Careers in banking and the financial field salaries
Although you’ve already had a good peek at the pay for every banking job in particular, here is an overall. First of all, here is a look at the banks that pay their employees most, according to Forbes. The ranking is about financial analysts, but you can quickly draw your conclusions from that.
- Goldman Sachs – $74,958
- Bank of America – $72,896
- Capital One – $70,091
- American Express – $67,670
- JPMorgan Chase – $66,770
Here is a short list of the average salaries in the business, by branch, according to PayScale.com.
- Branch Manager, Banking – $54,762
- Personal Banker – $35,722
- Assistant Branch Manager, Banking – $41,797
- Credit Analyst – $46,065
- Bank Manager – $59,392
- Financial Analyst – $58,375
- Loan Officer – $45,555
Can you have a career in banking if you’ve got an Economics degree?
This is one question many students ask themselves.
Luckily for them, the answer is yes.
Banking careers are very sought after by students because they offer the possibility of very high paychecks. Also, economists are very much in demand with banks. That’s because financial institutions value economics students for the roles they play in financial control, monetary planning, risk management, data analysis, and economic consultancy.
As an economics student or a fully-fledged economist, you can have a career in these two areas of the financial field.

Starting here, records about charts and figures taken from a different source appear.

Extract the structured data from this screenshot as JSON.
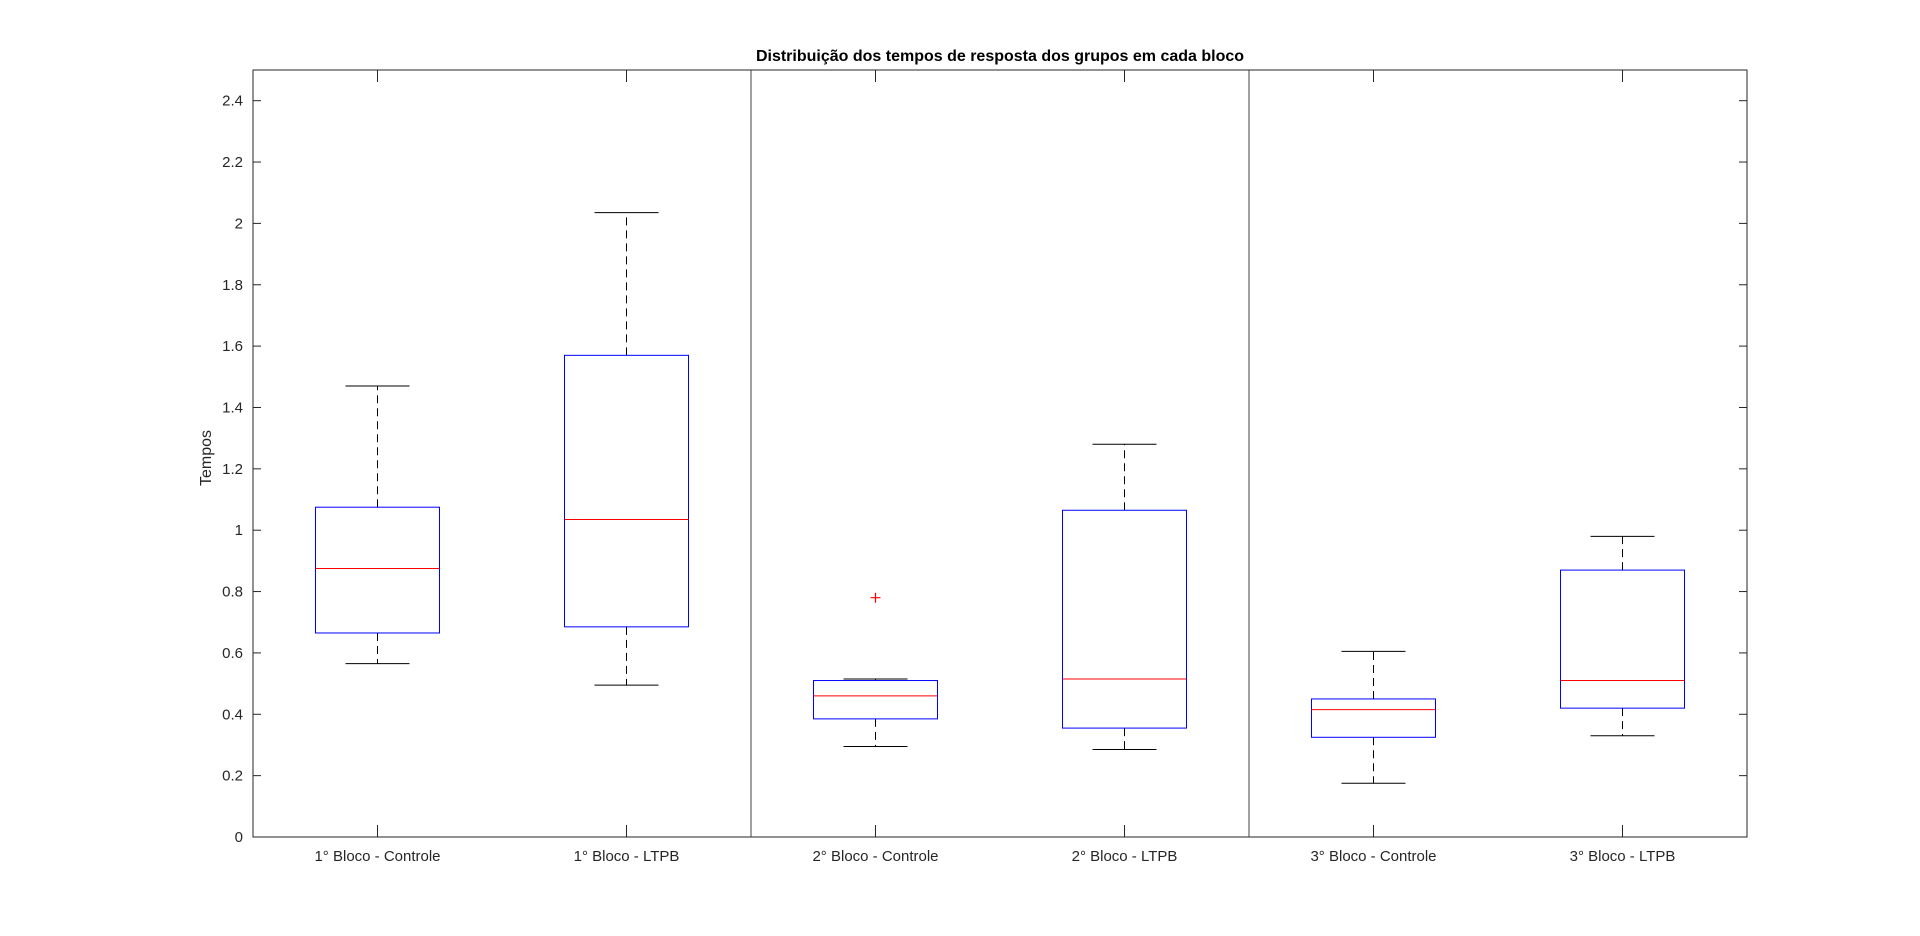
{
  "chart_data": {
    "type": "boxplot",
    "title": "Distribuição dos tempos de resposta dos grupos em cada bloco",
    "xlabel": "",
    "ylabel": "Tempos",
    "ylim": [
      0,
      2.5
    ],
    "yticks": [
      0,
      0.2,
      0.4,
      0.6,
      0.8,
      1,
      1.2,
      1.4,
      1.6,
      1.8,
      2,
      2.2,
      2.4
    ],
    "ytick_labels": [
      "0",
      "0.2",
      "0.4",
      "0.6",
      "0.8",
      "1",
      "1.2",
      "1.4",
      "1.6",
      "1.8",
      "2",
      "2.2",
      "2.4"
    ],
    "categories": [
      "1° Bloco - Controle",
      "1° Bloco - LTPB",
      "2° Bloco - Controle",
      "2° Bloco - LTPB",
      "3° Bloco - Controle",
      "3° Bloco - LTPB"
    ],
    "boxes": [
      {
        "lower_whisker": 0.565,
        "q1": 0.665,
        "median": 0.875,
        "q3": 1.075,
        "upper_whisker": 1.47,
        "outliers": []
      },
      {
        "lower_whisker": 0.495,
        "q1": 0.685,
        "median": 1.035,
        "q3": 1.57,
        "upper_whisker": 2.035,
        "outliers": []
      },
      {
        "lower_whisker": 0.295,
        "q1": 0.385,
        "median": 0.46,
        "q3": 0.51,
        "upper_whisker": 0.515,
        "outliers": [
          0.78
        ]
      },
      {
        "lower_whisker": 0.285,
        "q1": 0.355,
        "median": 0.515,
        "q3": 1.065,
        "upper_whisker": 1.28,
        "outliers": []
      },
      {
        "lower_whisker": 0.175,
        "q1": 0.325,
        "median": 0.415,
        "q3": 0.45,
        "upper_whisker": 0.605,
        "outliers": []
      },
      {
        "lower_whisker": 0.33,
        "q1": 0.42,
        "median": 0.51,
        "q3": 0.87,
        "upper_whisker": 0.98,
        "outliers": []
      }
    ],
    "separators_after_category": [
      2,
      4
    ],
    "grid": false,
    "colors": {
      "box": "#0000ff",
      "median": "#ff0000",
      "whisker": "#000000",
      "outlier": "#ff0000",
      "axis": "#262626"
    }
  }
}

- Accountancy–indeed, in order to become an accountant, you will need further studies, but most of these professionals base their roles in a company on primary economic qualifications. When you are an accountant, you need to monitor the financial situation of a certain company or individual. This, in reality, means that your knowledge needs to extent over multiple fields. Accountants also require many of the skills an economics student or graduate often has by default, such as contextualizing a financial situation, getting to the root of a financial problem, being organized, being able to make sense out of very intricate data sets, and be very proficient as far as mathematics go.
- Business and financial consultancy – when it comes to financial consulting, economists are indispensable. Their roles within this particular field vary greatly, but economics students tend to find jobs in medium-sized and large companies that require financial analysis and consultancy. As far as what it is exactly you will be doing, the role is considered to be somewhat self-explanatory. This means you will need to have very good knowledge of classical economic theories and models and solve problems using your analytical skills.
When it comes down to working in a bank, you might think it’s all about the money, but it’s not. As shown, banking and financial careers are interesting, require you to use all your skills and your knowledge and are very rewarding, not just from a monetary point of view. While at your job, you will definitely meet new and exciting people, closing stupendous deals, learn how it is to handle millions of dollars’ worth of transactions and become a highly knowledgeable person. All this while getting paid regally.